CURRENT POLITICS - Managing Forrest


Not seeing the Forrest for the twigs

 Income management for two million more recipients of welfare payments. That is the reform (read deform) proposed by paper billionaire Andrew Forrest. The Coalition had commissioned him to investigate indigenous affairs. He has gone way outside that brief.

 Instead of joining the half-hearted disagreement from the ALP, socialists should turn the tables by arguing that Forrest did not go far enough to achieve equality. We should demand income management for billionaires by stripping them of their ill-gotten gains. A marginal tax rate of 95 per cent would be a start. 

 One reaction to that proposal is that it is too extreme ever to get up. If that is so we need to ask why?  In this case, we need to ask why the confiscation of unearned income is ‘too extreme’ but Forest’s call for massive income management can become part of the ‘conversation’?

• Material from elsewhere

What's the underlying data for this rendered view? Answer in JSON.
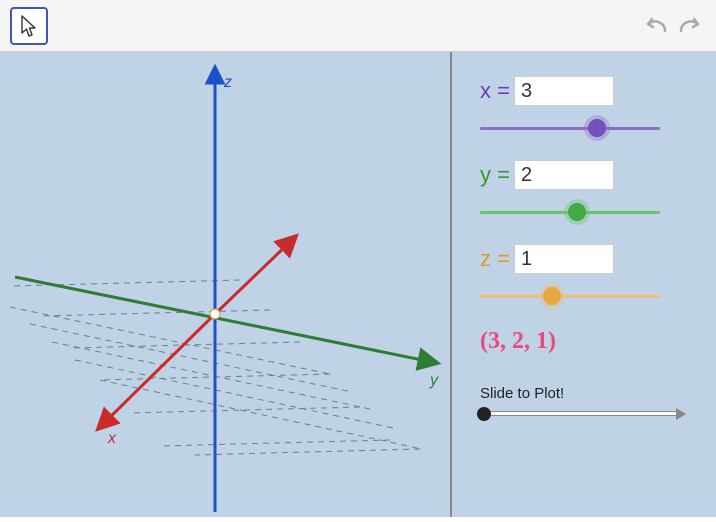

 A wider point is even more important. The only battle that the Left has won in the past twenty years was Work Choices – a victory for mass action betrayed through parliamentary cretinism. One reason why the Left has been losing is that the Right is no longer afraid to reset the agenda by launching extravagant ambit claims. The ALP limps along behind them or establishes its cred with the Big End of Town by coming up with more efficient ways to be vile.

 The outcome is that the goalposts keep being shifted to the Right. That will continue for as long as the Left fails to take up confiscatory rates of tax on individuals and corporations and the replacement of the Goods and Services Tax with a Financial Services Tax.

 Those reforms would do away with the cravenness of seeming to be ‘fair’ by imposing means tests for social services on high-incomes since they would no longer exist.